The MLP learned here is simply a function of mapping the 3D point and viewing direction entered as input into color and density. The 3D point first passes through the Fully-connected layer (256 channels + ReLU activation function) on the 8th floor to output the density and 256-dimensional Feature vector. This feature vector, combined with the Viewing direction, predicts the View-dependent Color through one additional Fully-connected layer (128 channels, + ReLU activation function). 

 

(4) Volume rendering

Color and Density predicted by each 3D point are calculated as final Color through Volume rendering. Volume Rendering can express like the below equation. (Reference: Max et al. Optical models for direct volume rendering)
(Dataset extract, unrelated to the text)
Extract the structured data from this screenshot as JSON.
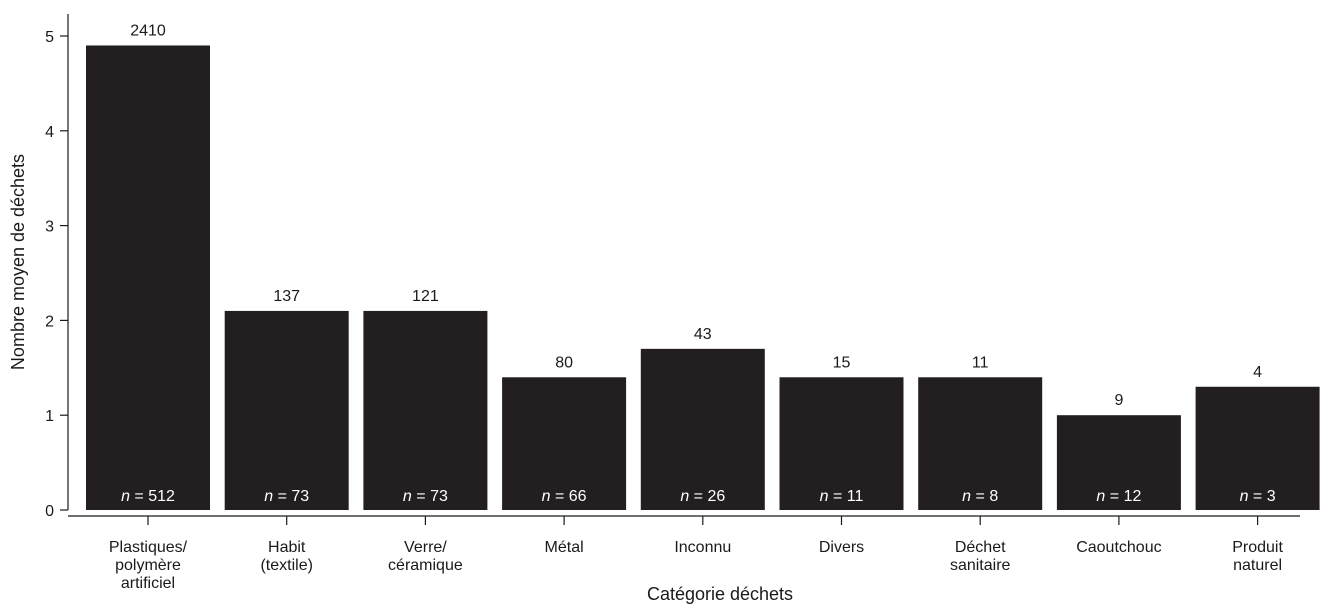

[equation3] Volume rendering equation

 

 


3. Limitation of NeRF

While NeRF has shown high performance and been famous in the View synthesis field, there are a few limitations.

 

1) Long hours

2) Many images that should be taken from different perspectives

3) Relatively inadequate in 3D reconstruction

 

Optimizing a scene requires a significant number of images and corresponding camera parameters and a long learning time. Various studies are progressing to solve this problem, and recently, a way to shorten the learning time which takes an hour to minutes, or learn about 100 images with less than 10 images, etc. has been introduced. Instant-GP introduced by NVIDIA reduces the speed of the NeRF to less than 5 minutes. Also, DS-NeRF has suggested a way to utilize Depth information to enable View synthetics with very few images.

As we said before, NeRF is relatively lacking in performance in 3D reconstruction. Compared to ways for 3D reconstruction such as IDR, MVSDF, NeuS, we can see that NeRF 3D reconstruction had poor performance.